I started college in 1972 and the bulk of these issues were with us then.  Have they gotten more severe over time?  My sense from my teaching in retirement is that there was a marked downward shift in things starting in 2015, and another that started either in 2018 (when I didn't teach) or in 2019.  There likely were many more downward shifts from when I graduated college in 1976, to when I retired, summer of 2010.  But how does one measure this?  Faculty who endure have their perceptions to rely on, of course, and interviewing them broadly might be useful for this.  Making comparisons across different cohorts of students would be harder.  Younger siblings might be able to make comparisons with their older brothers and sisters, but beyond that this appears to be a challenging measurement problem.  
 
Nevertheless, the faculty perception itself might be of interest to the general public.  Or would it be among those who are not themselves academics?  If not, then the public misgivings about higher education, based on all the political rants, serves to mask these academic issues.  

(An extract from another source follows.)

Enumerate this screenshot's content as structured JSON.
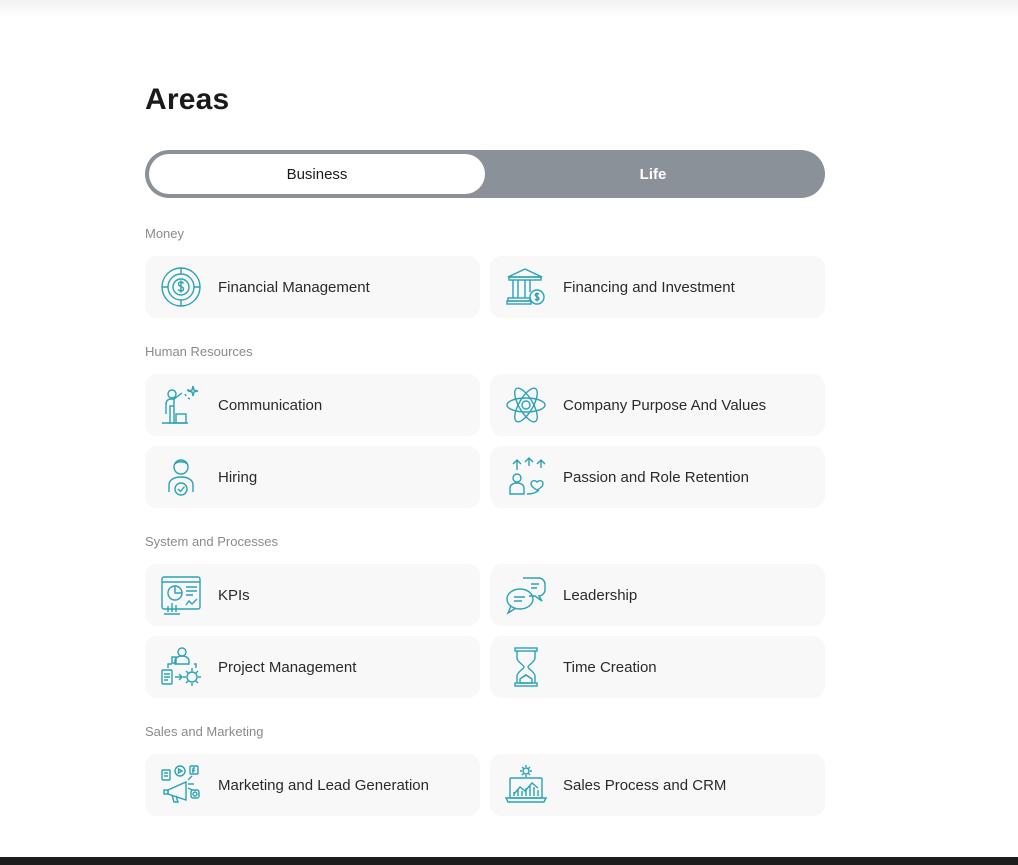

Let me note one other thing and then close.  Economists have models about higher education impacts future employment.  The first, and perhaps more obvious of them is via human capital, both general and then specific to a discipline. The second, is as a signal of intrinsic worth.  In that sense both the university attended and the GPA while a student serve as signals (and there may be more drill down components as well).  The issue is whether in both dimensions the value has depreciated because of the academic issues I've described.  What happens then?  And if it has been happening already, should we be surprised?

I'm disappointed that the academic issues don't seem to find their way more broadly in the public consciousness.  Reading, as its own issue, should be discussed much more, in my view.  I realize that it is unlikely to happen. So I have blog posts like this one to vent, as if it might.